Mit diesem Satz bremste EU-Ratspräsident Herman Van Rompuy am 11.
Februar Journalisten ein, die sich nach einer etwaigen Finanzhilfe
der EU für das schuldengeplagte Griechenland erkundigen wollten.
Jetzt, zehn Monate und zwei Rettungsaktionen später, wäre Van Rompuy
wohl froh, hätte sich der EU im Jahr 2010 "nur" das Problem
Griechenland gestellt. Mit den heuer getätigten Aussagen hochrangiger
europäischer Politiker, deren Haltbarkeit nicht einmal jene einer
durchschnittlichen Frischmilch erreichte, ließen sich mehrere Seiten
dieser Zeitung füllen. Das liegt nicht nur am selbst auferlegten
Berufsoptimismus der Volksvertreter und einer falschen Einschätzung
der Lage - sondern auch an den rasanten wirtschaftlichen
Entwicklungen der vergangenen Monate. Kaum jemand hätte darauf
getippt, dass die Staats- und Regierungschefs im Dezember die Weichen
für ein permanentes Rettungsnetz für die Eurozone stellen würden,
oder besser stellen mussten. Wie viel von der "No-Bail-out"-Klausel
noch übrig bleibt, ist Interpretationssache. Faktum ist: Das zu Ende
gehende Jahr hat der Eurozone schmerzhaft vor Augen geführt, dass sie
kein monetärer Freizeitclub, sondern eine echte
Schicksalsgemeinschaft ist. Es ist klargeworden, dass bei der
Konzeption der Währungsunion im Hinblick auf etwaige finanzielle
Probleme ihrer Mitglieder zu blauäugig agiert wurde - nach dem Motto:
Nicht sein wird, was nicht sein darf.
Die ersten Reparaturarbeiten sind nun veranlasst, die Detailarbeiten
für den fixen Notfallmechanismus laufen. Aber: Von Van Rompuy abwärts
seien sich alle bewusst, dass das Ende der Fahnenstange noch nicht
erreicht ist, heißt es in diplomatischen Kreisen mit Verweis auf die
Notwendigkeit einer engeren Zusammenarbeit. Eine gemeinsame Währung
passt mit dem derzeitigen Maß an wirtschaftlicher Koordinierung à la
longue nicht zusammen. Die EU hat 2010 zweifelsohne Neuland betreten.
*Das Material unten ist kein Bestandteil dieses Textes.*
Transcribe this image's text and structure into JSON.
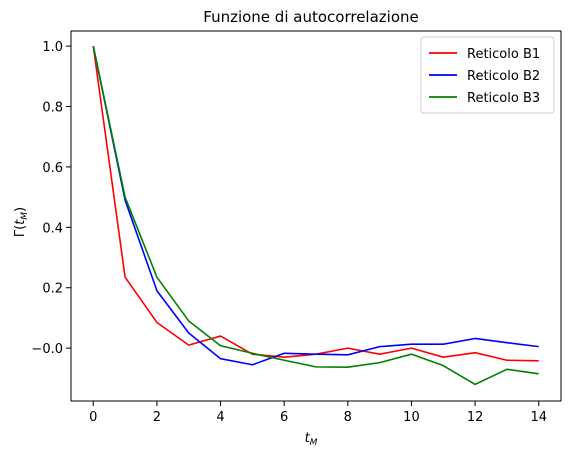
{
  "chart_data": {
    "type": "line",
    "title": "Funzione di autocorrelazione",
    "xlabel": "t_M",
    "ylabel": "Γ(t_M)",
    "xlim": [
      -0.7,
      14.7
    ],
    "ylim": [
      -0.175,
      1.05
    ],
    "xticks": [
      0,
      2,
      4,
      6,
      8,
      10,
      12,
      14
    ],
    "yticks": [
      -0.0,
      0.2,
      0.4,
      0.6,
      0.8,
      1.0
    ],
    "ytick_labels": [
      "−0.0",
      "0.2",
      "0.4",
      "0.6",
      "0.8",
      "1.0"
    ],
    "grid": false,
    "legend_position": "top-right",
    "x": [
      0,
      1,
      2,
      3,
      4,
      5,
      6,
      7,
      8,
      9,
      10,
      11,
      12,
      13,
      14
    ],
    "series": [
      {
        "name": "Reticolo B1",
        "color": "#ff0000",
        "values": [
          1.0,
          0.235,
          0.085,
          0.01,
          0.04,
          -0.02,
          -0.03,
          -0.02,
          0.0,
          -0.02,
          0.0,
          -0.03,
          -0.015,
          -0.04,
          -0.042
        ]
      },
      {
        "name": "Reticolo B2",
        "color": "#0000ff",
        "values": [
          1.0,
          0.49,
          0.19,
          0.05,
          -0.035,
          -0.055,
          -0.017,
          -0.02,
          -0.022,
          0.005,
          0.013,
          0.013,
          0.032,
          0.018,
          0.005
        ]
      },
      {
        "name": "Reticolo B3",
        "color": "#008000",
        "values": [
          1.0,
          0.5,
          0.235,
          0.09,
          0.008,
          -0.017,
          -0.04,
          -0.062,
          -0.063,
          -0.048,
          -0.02,
          -0.058,
          -0.12,
          -0.07,
          -0.085
        ]
      }
    ]
  }
}
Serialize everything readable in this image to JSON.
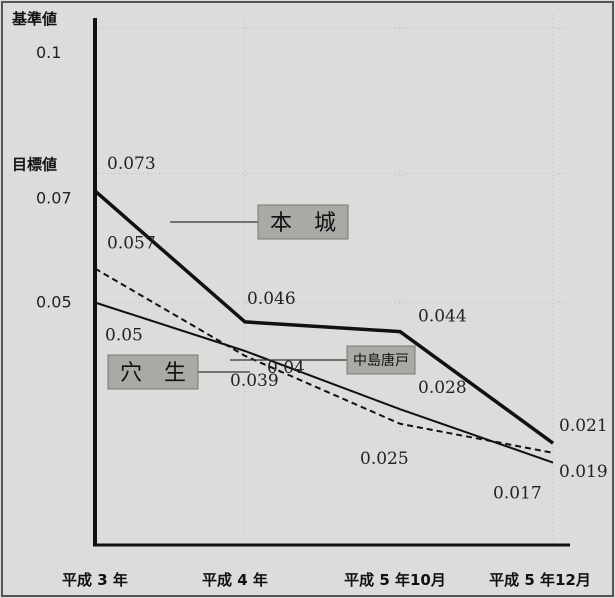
{
  "chart_data": {
    "type": "line",
    "categories": [
      "平成 3 年",
      "平成 4 年",
      "平成 5 年10月",
      "平成 5 年12月"
    ],
    "y_ticks": [
      {
        "value": 0.1,
        "header": "基準値",
        "label": "0.1"
      },
      {
        "value": 0.07,
        "header": "目標値",
        "label": "0.07"
      },
      {
        "value": 0.05,
        "header": "",
        "label": "0.05"
      }
    ],
    "ylim": [
      0.0,
      0.1
    ],
    "grid": true,
    "series": [
      {
        "name": "本　城",
        "values": [
          0.073,
          0.046,
          0.044,
          0.021
        ],
        "labels": [
          "0.073",
          "0.046",
          "0.044",
          "0.021"
        ],
        "style": "thick"
      },
      {
        "name": "中島唐戸",
        "values": [
          0.057,
          0.039,
          0.025,
          0.019
        ],
        "labels": [
          "0.057",
          "0.039",
          "0.025",
          "0.019"
        ],
        "style": "dashed"
      },
      {
        "name": "穴　生",
        "values": [
          0.05,
          0.04,
          0.028,
          0.017
        ],
        "labels": [
          "0.05",
          "0.04",
          "0.028",
          "0.017"
        ],
        "style": "thin"
      }
    ],
    "colors": {
      "background": "#dcdcda",
      "line": "#111111",
      "grid": "#bdbdbd",
      "label_box": "#a9a9a6"
    }
  }
}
Damit ist die Entdeckungsreise noch nicht vorbei. Deutschlands
Kanzlerin Angela Merkel hat am Freitag für 2011 eine Debatte über die
Erhöhung der Kohärenz der Eurozone in Aussicht gestellt - allerdings
ohne einen Hinweis zu geben, worin diese münden wird. Gemeinsame
Anleihen der Euro-Staaten zwecks Refinanzierung von Schulden sollen
es aus ihrer Sicht jedenfalls nicht sein. Derzeit sind kollektive
Bonds ob der guten Argumente ihrer Gegner tatsächlich unvorstellbar.
Aber das war die Rettungsaktion für Griechenland für viele vor
einigen Monaten ja auch.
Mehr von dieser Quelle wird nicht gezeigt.